Современное вступление — и юмористическое, и лирическое, и интригующее. (Тут и 1905: «парни выкинули из гробов кости», барские.)

История о помещиках — правдива, конечно, но — в «социально-прогрессивном» духе. И в диссонанс с тем — увлечение монастырём, божественностью, иконописью.

Но что замечательно: святость — как экстракт из земной красоты, любви и страдания.

— «Всё, что вливалось в его глаза и душу, что обрадовало его во дни жизни — вот красота Господня». И «всё, чего и не видели глаза его, но что есть и вовеки будет, — вот красота Господня».

— Бедная церковь: «выцелованные понизу дощатые иконы в полинялых лентах».

— «радостно-плещущие глаза» с портрета молодой женщины.

И тут ярко бытовое — ярмарка под монастырём.

Удивительно, что это написано в Крыму в 1918, уже отведав красных (но, видимо, ещё до гибели сына).

В языке:

— благопохвбально; — ни хбожева, ни езжева (!)

— вышпынивать; — кбалечь (ж. р.);

— труждбение.

«Чужой крови» (1918). Замечательно удачный рассказ: пленный русский солдат в батраках у немецкого бауэра. Безукоризненно точное сопоставление и столкновение русского и немецкого характеров.

«Солнце мёртвых» (1923). Это такая правда, что и художеством не назовешь. В русской литературе первое по времени настоящее свидетельство о большевизме. Кто ещё так передал отчаяние и всеобщую гибель первых советских лет, военного коммунизма? Не Пильняк же! у того — почти легко воспринимается. А здесь — такое душевно трудное преодоление, прочтёшь несколько страниц — и уже нельзя. Значит — правильно передал ту тягость. Вызывает острое сочувствие к этим бьющимся в судорогах и умирающим. Страшней этой книги — есть ли в русской литературе? Тут целый погибающий мир вобран, и вместе со страданием животных, птиц. В полноте ощущаешь масштабы Революции, как она отразилась и в делах, и в душах. Как вершинный образ — слышен «подземный стон», «Недобитые стонут, могилки просят»? (а это — вытьё тюленей-белух).

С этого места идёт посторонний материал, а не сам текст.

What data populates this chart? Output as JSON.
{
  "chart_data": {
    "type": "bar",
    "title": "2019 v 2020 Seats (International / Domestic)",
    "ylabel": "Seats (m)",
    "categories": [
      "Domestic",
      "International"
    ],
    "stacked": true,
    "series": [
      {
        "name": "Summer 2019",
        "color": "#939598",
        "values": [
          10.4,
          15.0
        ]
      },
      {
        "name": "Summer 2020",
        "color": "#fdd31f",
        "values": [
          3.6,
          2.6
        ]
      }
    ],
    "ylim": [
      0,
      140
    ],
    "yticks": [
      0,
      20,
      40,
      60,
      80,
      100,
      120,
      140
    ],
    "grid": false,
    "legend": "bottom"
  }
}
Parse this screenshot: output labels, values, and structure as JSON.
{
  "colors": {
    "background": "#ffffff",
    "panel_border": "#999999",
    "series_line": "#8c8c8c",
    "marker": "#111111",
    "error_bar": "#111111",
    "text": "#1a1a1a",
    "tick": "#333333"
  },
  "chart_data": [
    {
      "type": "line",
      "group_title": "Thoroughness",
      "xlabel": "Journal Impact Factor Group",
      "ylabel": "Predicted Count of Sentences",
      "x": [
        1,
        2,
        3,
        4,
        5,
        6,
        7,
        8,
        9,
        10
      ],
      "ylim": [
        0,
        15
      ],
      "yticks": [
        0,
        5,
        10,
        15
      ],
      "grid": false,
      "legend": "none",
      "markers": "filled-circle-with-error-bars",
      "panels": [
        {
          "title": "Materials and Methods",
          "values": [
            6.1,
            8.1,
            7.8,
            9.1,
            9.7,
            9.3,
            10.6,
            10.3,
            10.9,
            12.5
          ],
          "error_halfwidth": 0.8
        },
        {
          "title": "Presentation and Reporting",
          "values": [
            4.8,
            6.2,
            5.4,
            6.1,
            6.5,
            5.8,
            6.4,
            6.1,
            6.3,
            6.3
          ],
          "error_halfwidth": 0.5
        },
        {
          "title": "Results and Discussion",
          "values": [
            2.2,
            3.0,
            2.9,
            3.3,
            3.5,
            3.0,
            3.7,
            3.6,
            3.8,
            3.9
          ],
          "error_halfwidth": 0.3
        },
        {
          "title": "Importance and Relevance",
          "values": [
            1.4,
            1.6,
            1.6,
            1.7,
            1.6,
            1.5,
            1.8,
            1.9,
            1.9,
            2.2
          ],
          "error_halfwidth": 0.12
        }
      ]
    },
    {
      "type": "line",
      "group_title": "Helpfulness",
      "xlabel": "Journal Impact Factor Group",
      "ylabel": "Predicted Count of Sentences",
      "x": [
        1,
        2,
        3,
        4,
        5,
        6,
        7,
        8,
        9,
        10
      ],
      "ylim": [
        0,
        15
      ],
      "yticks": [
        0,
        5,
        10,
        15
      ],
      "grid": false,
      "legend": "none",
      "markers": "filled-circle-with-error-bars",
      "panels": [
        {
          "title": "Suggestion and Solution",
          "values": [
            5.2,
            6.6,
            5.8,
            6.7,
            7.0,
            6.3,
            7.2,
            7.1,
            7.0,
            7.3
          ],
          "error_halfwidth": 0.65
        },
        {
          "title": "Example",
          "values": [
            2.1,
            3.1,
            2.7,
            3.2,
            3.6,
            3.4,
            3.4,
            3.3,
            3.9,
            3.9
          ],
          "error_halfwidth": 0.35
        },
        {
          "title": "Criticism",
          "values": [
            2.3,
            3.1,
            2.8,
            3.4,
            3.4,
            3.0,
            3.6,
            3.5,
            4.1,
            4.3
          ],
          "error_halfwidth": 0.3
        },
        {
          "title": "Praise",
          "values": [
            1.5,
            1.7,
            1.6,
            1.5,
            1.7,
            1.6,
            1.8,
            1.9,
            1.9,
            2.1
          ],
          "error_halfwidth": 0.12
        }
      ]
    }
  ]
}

Перед потоком этих событий трудно переключаться на соображения художественно-критические. (И страшнее всего, что о таком нашем прошлом — нынешний народ почти сплошь не знает.)

«Солнце мёртвых» — летнее, жаркое, крымское — над умирающими людьми и животными. «Это солнце обманывает блеском… поёт, что ещё много будет дней чудесных, вот подходит бархатный сезон». Хотя автор к концу объясняет, что «солнце мёртвых» — сказано о бледном, полузимнем крымском. (А ещё «оловянное солнце мёртвых» он видит и в равнодушных глазах далёких европейцев. К 1923 он его уже ощутил там, за границей.)

Это — надо перечитывать, чтоб освежить чувство Происшедшего, чтоб осознать его размеры.

Особенно сначала — невыносимо сгущено. Всё время чередуются в беспощадном ритме: приметы мертвеющего быта, омертвлённый пейзаж, настроение опустошённого отчаяния — и память о красных жестокостях. Первозданная правда.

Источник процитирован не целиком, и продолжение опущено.